Dans le genre de rêve qui sous-tend la NDE — dont le contenu est pourtant passablement anxiogène —, la tonalité affective est le plus souvent positive, étonnamment. « Je me suis mis à flotter à un mètre cinquante au-dessus du sol (“corps astral”), hors de mon corps (OBE), ce qui me permettait d’observer (le cas échéant) les tentatives de réanimation dont ce corps faisait l’objet (“autoscopie”). Je savais que j’étais déjà mort. C’est alors que je me suis retrouvé devant un tunnel obscur, dans lequel j’ai assez rapidement pénétré. Une cloche tintait au loin et une forte lumière blanche étincelait en son extrémité. Elle était belle, chaude et rassurante. Je me sentais bien. J’étais attiré par elle et envahi par un sentiment d’amour, de paix et de sérénité totale. Sont alors apparus des êtres de lumière, des puissances supérieures ainsi que des personnes proches décédées. J’ai rencontré chacune de ces “entités”, pour finir par m’y unir (en quelque sorte) ! Une expérience indicible, quasiment mystique.
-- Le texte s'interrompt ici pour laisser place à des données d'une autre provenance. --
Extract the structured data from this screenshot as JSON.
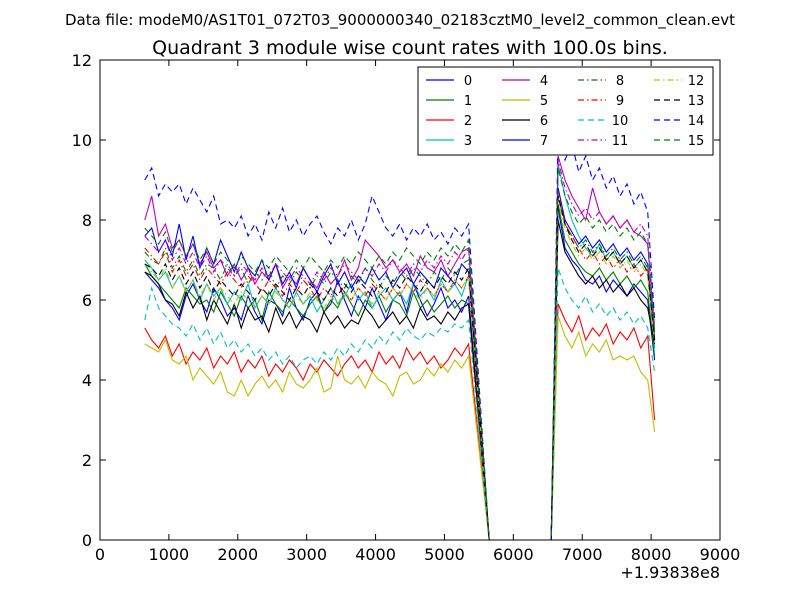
{
  "figure": {
    "suptitle": "Data file: modeM0/AS1T01_072T03_9000000340_02183cztM0_level2_common_clean.evt"
  },
  "chart_data": {
    "type": "line",
    "title": "Quadrant 3 module wise count rates with 100.0s bins.",
    "xlabel": "",
    "ylabel": "",
    "x_offset_label": "+1.93838e8",
    "xlim": [
      0,
      9000
    ],
    "ylim": [
      0,
      12
    ],
    "xticks": [
      0,
      1000,
      2000,
      3000,
      4000,
      5000,
      6000,
      7000,
      8000,
      9000
    ],
    "yticks": [
      0,
      2,
      4,
      6,
      8,
      10,
      12
    ],
    "grid": false,
    "legend_position": "top-right",
    "legend_columns": 4,
    "segments": {
      "seg1_x": {
        "start": 650,
        "step": 100,
        "count": 48
      },
      "gap_x": [
        5650,
        6550
      ],
      "seg2_x": {
        "start": 6650,
        "step": 100,
        "count": 15
      }
    },
    "series": [
      {
        "name": "0",
        "color": "#0000ff",
        "dash": "solid",
        "seg1": [
          6.7,
          6.5,
          6.3,
          6.0,
          5.8,
          5.5,
          6.1,
          6.4,
          6.0,
          5.7,
          6.3,
          6.0,
          5.6,
          5.8,
          5.5,
          6.1,
          5.7,
          5.4,
          6.0,
          5.9,
          5.6,
          6.3,
          5.8,
          5.5,
          6.0,
          6.2,
          5.7,
          5.9,
          6.5,
          6.0,
          5.6,
          6.1,
          5.8,
          6.3,
          5.9,
          5.5,
          6.0,
          6.2,
          5.7,
          6.4,
          6.0,
          5.6,
          5.9,
          6.3,
          5.8,
          6.0,
          5.7,
          6.1
        ],
        "seg2": [
          8.3,
          7.3,
          7.0,
          6.8,
          6.5,
          6.4,
          6.6,
          6.2,
          6.5,
          6.3,
          6.1,
          6.4,
          6.2,
          6.0,
          4.5
        ]
      },
      {
        "name": "1",
        "color": "#008000",
        "dash": "solid",
        "seg1": [
          6.9,
          6.6,
          6.4,
          6.2,
          6.0,
          5.8,
          6.3,
          6.1,
          5.9,
          6.0,
          5.7,
          6.2,
          5.9,
          5.6,
          6.1,
          5.8,
          6.0,
          5.5,
          6.2,
          5.9,
          5.7,
          6.0,
          5.8,
          5.6,
          5.9,
          6.1,
          5.7,
          6.0,
          5.8,
          6.2,
          5.9,
          5.6,
          6.0,
          5.8,
          6.1,
          5.7,
          6.0,
          5.9,
          5.6,
          6.2,
          5.8,
          6.0,
          5.7,
          5.9,
          6.1,
          5.8,
          6.0,
          5.9
        ],
        "seg2": [
          8.4,
          7.5,
          7.2,
          6.9,
          6.7,
          6.6,
          6.8,
          6.5,
          6.7,
          6.4,
          6.6,
          6.3,
          6.5,
          6.2,
          4.6
        ]
      },
      {
        "name": "2",
        "color": "#ff0000",
        "dash": "solid",
        "seg1": [
          5.3,
          5.0,
          4.8,
          5.1,
          4.6,
          4.9,
          4.4,
          4.7,
          4.5,
          4.8,
          4.3,
          4.6,
          4.4,
          4.7,
          4.2,
          4.5,
          4.3,
          4.6,
          4.1,
          4.4,
          4.2,
          4.5,
          4.3,
          4.0,
          4.4,
          4.2,
          4.5,
          4.3,
          4.1,
          4.4,
          4.6,
          4.3,
          4.5,
          4.2,
          4.7,
          4.4,
          4.6,
          4.3,
          4.8,
          4.5,
          4.7,
          4.4,
          4.6,
          4.3,
          4.5,
          4.8,
          4.6,
          4.9
        ],
        "seg2": [
          5.9,
          5.5,
          5.2,
          5.6,
          5.0,
          5.3,
          5.1,
          5.4,
          4.9,
          5.2,
          5.0,
          5.3,
          4.8,
          5.1,
          3.0
        ]
      },
      {
        "name": "3",
        "color": "#00bfbf",
        "dash": "solid",
        "seg1": [
          7.0,
          6.8,
          6.5,
          6.7,
          6.3,
          6.6,
          6.2,
          6.5,
          6.0,
          6.4,
          6.1,
          6.3,
          5.9,
          6.2,
          6.0,
          6.4,
          5.8,
          6.1,
          5.9,
          6.3,
          6.0,
          5.8,
          6.2,
          5.9,
          6.1,
          5.7,
          6.0,
          6.3,
          5.9,
          6.1,
          6.4,
          6.0,
          6.2,
          5.8,
          6.1,
          6.3,
          6.0,
          6.2,
          5.9,
          6.4,
          6.1,
          6.3,
          6.0,
          6.5,
          6.2,
          6.4,
          6.1,
          6.6
        ],
        "seg2": [
          9.4,
          8.6,
          8.0,
          7.6,
          7.3,
          7.1,
          7.4,
          7.0,
          7.2,
          6.9,
          7.1,
          6.8,
          7.0,
          6.7,
          4.8
        ]
      },
      {
        "name": "4",
        "color": "#bf00bf",
        "dash": "solid",
        "seg1": [
          8.0,
          8.6,
          7.6,
          7.9,
          7.3,
          7.5,
          7.1,
          7.4,
          6.9,
          7.2,
          6.8,
          7.0,
          6.6,
          6.9,
          6.5,
          6.8,
          6.4,
          6.7,
          6.5,
          6.9,
          6.3,
          6.6,
          6.4,
          6.8,
          6.5,
          6.3,
          6.7,
          6.4,
          6.6,
          7.0,
          6.5,
          6.8,
          7.5,
          7.3,
          7.1,
          6.8,
          7.0,
          6.7,
          6.9,
          6.6,
          7.1,
          6.8,
          6.7,
          7.0,
          6.6,
          6.9,
          7.2,
          7.3
        ],
        "seg2": [
          9.6,
          9.0,
          8.6,
          8.3,
          8.0,
          8.8,
          8.2,
          7.9,
          8.1,
          7.8,
          8.0,
          7.7,
          7.6,
          7.4,
          5.2
        ]
      },
      {
        "name": "5",
        "color": "#bfbf00",
        "dash": "solid",
        "seg1": [
          4.9,
          4.8,
          4.7,
          5.0,
          4.5,
          4.4,
          4.6,
          4.0,
          4.3,
          4.1,
          3.9,
          4.2,
          3.7,
          3.6,
          4.0,
          3.6,
          3.9,
          4.1,
          3.8,
          4.0,
          3.7,
          4.2,
          3.9,
          3.8,
          4.0,
          4.3,
          3.7,
          3.8,
          4.6,
          4.0,
          3.9,
          4.1,
          3.8,
          4.2,
          4.0,
          3.9,
          3.6,
          4.1,
          4.2,
          3.9,
          4.0,
          4.3,
          4.1,
          4.4,
          4.2,
          4.5,
          4.3,
          4.6
        ],
        "seg2": [
          5.6,
          5.1,
          4.8,
          5.2,
          4.6,
          4.9,
          4.7,
          5.0,
          4.5,
          4.6,
          4.5,
          4.6,
          4.2,
          4.0,
          2.7
        ]
      },
      {
        "name": "6",
        "color": "#000000",
        "dash": "solid",
        "seg1": [
          6.7,
          6.6,
          6.4,
          6.0,
          5.9,
          5.6,
          6.2,
          5.8,
          6.1,
          5.5,
          6.0,
          5.7,
          5.4,
          5.9,
          5.3,
          5.8,
          5.5,
          5.6,
          5.2,
          5.8,
          5.4,
          5.7,
          5.3,
          5.6,
          5.5,
          5.2,
          5.7,
          5.4,
          5.6,
          5.3,
          5.5,
          5.4,
          5.8,
          5.6,
          5.3,
          5.5,
          5.7,
          5.4,
          5.6,
          5.3,
          5.8,
          5.5,
          5.6,
          5.4,
          5.7,
          5.5,
          5.8,
          5.9
        ],
        "seg2": [
          8.0,
          7.2,
          6.9,
          6.6,
          6.4,
          6.6,
          6.3,
          6.5,
          6.2,
          6.4,
          6.1,
          6.3,
          6.0,
          5.8,
          4.9
        ]
      },
      {
        "name": "7",
        "color": "#0000ff",
        "dash": "solid",
        "seg1": [
          7.6,
          7.8,
          7.2,
          7.5,
          7.1,
          7.9,
          7.0,
          7.6,
          6.8,
          7.3,
          6.9,
          7.5,
          7.1,
          6.7,
          7.2,
          6.8,
          6.6,
          7.0,
          6.5,
          6.9,
          6.4,
          6.7,
          6.3,
          6.8,
          6.5,
          6.2,
          6.6,
          6.9,
          6.4,
          6.7,
          6.3,
          6.6,
          6.4,
          6.8,
          6.5,
          6.7,
          6.3,
          6.6,
          6.8,
          6.4,
          6.7,
          6.5,
          6.3,
          6.8,
          6.6,
          6.4,
          6.9,
          6.7
        ],
        "seg2": [
          8.8,
          8.0,
          7.7,
          7.4,
          7.6,
          7.3,
          7.5,
          7.2,
          7.4,
          7.1,
          7.3,
          7.0,
          7.2,
          6.9,
          5.0
        ]
      },
      {
        "name": "8",
        "color": "#008000",
        "dash": "dashdot",
        "seg1": [
          7.2,
          7.0,
          6.9,
          7.3,
          6.8,
          7.1,
          6.7,
          7.0,
          6.6,
          6.9,
          6.8,
          6.5,
          6.9,
          6.6,
          6.8,
          6.4,
          6.7,
          6.5,
          6.8,
          6.3,
          6.6,
          6.4,
          6.7,
          6.5,
          6.3,
          6.6,
          6.4,
          6.7,
          6.5,
          6.3,
          6.6,
          6.4,
          6.8,
          6.5,
          6.3,
          6.6,
          6.4,
          6.7,
          6.5,
          6.8,
          6.6,
          6.4,
          6.7,
          6.5,
          6.8,
          6.6,
          6.9,
          7.0
        ],
        "seg2": [
          8.6,
          7.9,
          7.6,
          7.3,
          7.5,
          7.2,
          7.4,
          7.1,
          7.3,
          7.0,
          7.2,
          6.9,
          7.1,
          6.8,
          5.1
        ]
      },
      {
        "name": "9",
        "color": "#ff0000",
        "dash": "dashdot",
        "seg1": [
          7.3,
          7.1,
          6.9,
          7.2,
          6.7,
          7.0,
          6.6,
          6.9,
          6.5,
          6.8,
          6.6,
          6.4,
          6.7,
          6.5,
          6.3,
          6.6,
          6.4,
          6.2,
          6.5,
          6.3,
          6.1,
          6.4,
          6.2,
          6.5,
          6.3,
          6.0,
          6.3,
          6.1,
          6.4,
          6.2,
          6.0,
          6.3,
          6.1,
          6.4,
          6.2,
          6.0,
          6.3,
          6.1,
          6.4,
          6.2,
          6.5,
          6.3,
          6.1,
          6.4,
          6.2,
          6.5,
          6.3,
          6.6
        ],
        "seg2": [
          8.7,
          7.9,
          7.6,
          7.3,
          7.0,
          7.2,
          6.9,
          7.1,
          6.8,
          7.0,
          6.7,
          6.9,
          6.6,
          6.8,
          5.0
        ]
      },
      {
        "name": "10",
        "color": "#00bfbf",
        "dash": "dashed",
        "seg1": [
          5.5,
          6.3,
          5.8,
          5.6,
          5.4,
          5.3,
          5.1,
          5.4,
          5.0,
          5.3,
          4.9,
          5.2,
          4.8,
          5.0,
          4.7,
          4.9,
          4.6,
          4.8,
          4.5,
          4.7,
          4.4,
          4.6,
          4.3,
          4.5,
          4.6,
          4.4,
          4.7,
          4.5,
          4.8,
          4.6,
          4.9,
          4.7,
          5.0,
          4.8,
          5.1,
          4.9,
          5.2,
          5.0,
          5.3,
          5.1,
          5.0,
          5.2,
          5.1,
          5.3,
          5.2,
          5.4,
          5.3,
          5.5
        ],
        "seg2": [
          6.8,
          6.3,
          6.0,
          5.8,
          6.1,
          5.7,
          5.9,
          5.6,
          5.8,
          5.5,
          5.7,
          5.4,
          5.6,
          5.3,
          4.2
        ]
      },
      {
        "name": "11",
        "color": "#bf00bf",
        "dash": "dashdot",
        "seg1": [
          7.6,
          7.4,
          7.2,
          7.5,
          7.0,
          7.3,
          6.9,
          7.2,
          6.8,
          7.1,
          6.7,
          7.0,
          6.8,
          6.6,
          6.9,
          6.7,
          6.5,
          6.8,
          6.6,
          6.9,
          6.7,
          6.5,
          6.8,
          6.6,
          6.4,
          6.7,
          6.5,
          6.8,
          6.6,
          6.9,
          6.7,
          6.5,
          6.8,
          6.6,
          6.9,
          6.7,
          7.0,
          6.8,
          6.6,
          6.9,
          6.7,
          7.0,
          6.8,
          7.1,
          6.9,
          7.2,
          7.0,
          7.3
        ],
        "seg2": [
          9.5,
          8.8,
          8.4,
          8.1,
          8.3,
          8.0,
          8.2,
          7.9,
          8.1,
          7.8,
          8.0,
          7.7,
          7.9,
          7.6,
          5.3
        ]
      },
      {
        "name": "12",
        "color": "#bfbf00",
        "dash": "dashdot",
        "seg1": [
          6.9,
          6.7,
          6.5,
          6.8,
          6.3,
          6.6,
          6.2,
          6.5,
          6.1,
          6.4,
          6.0,
          6.3,
          6.1,
          5.9,
          6.2,
          6.0,
          5.8,
          6.1,
          5.9,
          6.2,
          6.0,
          5.8,
          6.1,
          5.9,
          6.2,
          6.0,
          5.8,
          6.1,
          5.9,
          6.2,
          6.0,
          6.3,
          6.1,
          5.9,
          6.2,
          6.0,
          6.3,
          6.1,
          6.4,
          6.2,
          6.0,
          6.3,
          6.1,
          6.4,
          6.2,
          6.5,
          6.3,
          6.6
        ],
        "seg2": [
          8.5,
          7.8,
          7.4,
          7.1,
          7.3,
          7.0,
          7.2,
          6.9,
          7.1,
          6.8,
          7.0,
          6.7,
          6.9,
          6.6,
          4.9
        ]
      },
      {
        "name": "13",
        "color": "#000000",
        "dash": "dashed",
        "seg1": [
          6.9,
          6.8,
          6.6,
          6.9,
          6.5,
          6.8,
          6.4,
          6.7,
          6.3,
          6.6,
          6.2,
          6.5,
          6.3,
          6.1,
          6.4,
          6.2,
          6.0,
          6.3,
          6.1,
          6.4,
          6.2,
          6.0,
          6.3,
          6.1,
          6.4,
          6.2,
          6.0,
          6.3,
          6.1,
          6.4,
          6.2,
          6.5,
          6.3,
          6.1,
          6.4,
          6.2,
          6.5,
          6.3,
          6.6,
          6.4,
          6.2,
          6.5,
          6.3,
          6.6,
          6.4,
          6.7,
          6.5,
          6.8
        ],
        "seg2": [
          8.6,
          7.9,
          7.5,
          7.2,
          7.4,
          7.1,
          7.3,
          7.0,
          7.2,
          6.9,
          7.1,
          6.8,
          7.0,
          6.7,
          5.0
        ]
      },
      {
        "name": "14",
        "color": "#0000ff",
        "dash": "dashed",
        "seg1": [
          9.0,
          9.3,
          8.6,
          8.9,
          8.7,
          8.9,
          8.4,
          8.8,
          8.5,
          8.2,
          8.6,
          7.9,
          8.0,
          7.8,
          8.1,
          7.6,
          7.9,
          7.5,
          8.2,
          7.8,
          8.3,
          7.7,
          8.0,
          7.6,
          7.9,
          8.1,
          7.7,
          7.4,
          7.8,
          7.6,
          8.0,
          7.5,
          7.9,
          8.6,
          8.2,
          7.8,
          7.6,
          7.9,
          7.5,
          7.8,
          7.6,
          7.9,
          7.5,
          7.7,
          7.4,
          7.8,
          7.6,
          7.9
        ],
        "seg2": [
          10.2,
          9.5,
          9.9,
          9.2,
          9.6,
          9.0,
          9.3,
          8.8,
          9.1,
          8.6,
          8.9,
          8.4,
          8.7,
          8.2,
          5.5
        ]
      },
      {
        "name": "15",
        "color": "#008000",
        "dash": "dashed",
        "seg1": [
          7.8,
          7.6,
          7.4,
          7.7,
          7.2,
          7.5,
          7.1,
          7.4,
          7.0,
          7.3,
          6.9,
          7.2,
          7.0,
          6.8,
          7.1,
          6.9,
          6.7,
          7.0,
          6.8,
          7.1,
          6.9,
          6.7,
          7.0,
          6.8,
          7.1,
          6.9,
          6.7,
          7.0,
          6.8,
          7.1,
          6.9,
          7.2,
          7.0,
          6.8,
          7.1,
          6.9,
          7.2,
          7.0,
          7.3,
          7.1,
          6.9,
          7.2,
          7.0,
          7.3,
          7.1,
          7.4,
          7.2,
          7.5
        ],
        "seg2": [
          9.3,
          8.6,
          8.2,
          7.9,
          8.1,
          7.8,
          8.0,
          7.7,
          7.9,
          7.6,
          7.8,
          7.5,
          7.7,
          7.4,
          5.2
        ]
      }
    ]
  }
}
Ensuite, le temps d’un éclair, j’ai vu défiler toute ma vie devant les yeux ! Puis, sentant confusément que mon heure n’avait pas encore sonné — ainsi que par devoir envers ceux parmi mes proches qui sont toujours bien vivants —, j’ai décidé, à contrecœur, de rebrousser chemin, direction la vie ! » : voilà le genre de témoignage que l’on obtient classiquement en pareil cas.
Ainsi que pour les OBE, il arrive que ces rêves soient très banalement produits au cours du sommeil paradoxal.
Néanmoins, ils se produisent le plus souvent, eux aussi, à l’état vigile. Et il est alors à nouveau question d’hallucinations. Lesquelles surgissent, une fois de plus, à la suite de l’immixtion de sommeil paradoxal dans l’éveil.
Mais dans les contextes où la vie est réellement menacée (situations d’infarctus du myocarde ou d’AVC, par exemple, responsables, entre autres choses, d’une hypoxémie, c’est-à-dire une privation d’oxygène), d’autres phénomènes physiologiques — non encore totalement élucidés — rentrent probablement en ligne de compte. Les travaux de Steven Laureys, notamment, neurologue au Coma science group de Liège, prouvent que le cerveau n’est pas mort lors d’une mort clinique — laquelle fait souvent suite à un arrêt cardiaque (et au déficit consécutif en apport sanguin au cerveau) —, alors que l’EEG est pourtant parfaitement plat !
Ainsi donc, certains neuro-scientifiques n’excluent pas la possibilité de l’existence de la conscience indépendamment de l’activité cérébrale. Autrement dit, la possibilité de la survie de la conscience après la mort ! C’est la position du cardiologue néerlandais Pim van Lommel, lequel a effectué une étude sur 344 patients, ranimés, avec succès, après avoir souffert d’un arrêt cardiaque. Parmi eux, 18 % avaient gardé un souvenir détaillé de leur état lors de l’arrêt cardiaque, et 12 % avaient vécu une NDE complète.
D’une manière générale, 5 à 15 % (selon les études) des patients en post-réanimation cardio-pulmonaire rapportent avoir vécu une NDE.
Sur le plan neuro-anatomique, ces rêves traduisent, cette fois — à la faveur de l’immixtion de sommeil paradoxal toujours —, l’activation d’une partie du lobe occipital (le cortex visuel), régulée par plusieurs structures du tronc cérébral.
* Il s’agit d’une catégorie de cellules du cerveau (neurones) qui présentent une activité aussi bien lorsque l’individu manifeste un comportement que lorsqu’il observe un autre individu manifester le même comportement. Ces neurones joueraient un rôle important dans la cognition sociale, notamment dans les processus affectifs tels que l’empathie. Ils sont actuellement considérés comme une découverte majeure des neuro-sciences cognitives.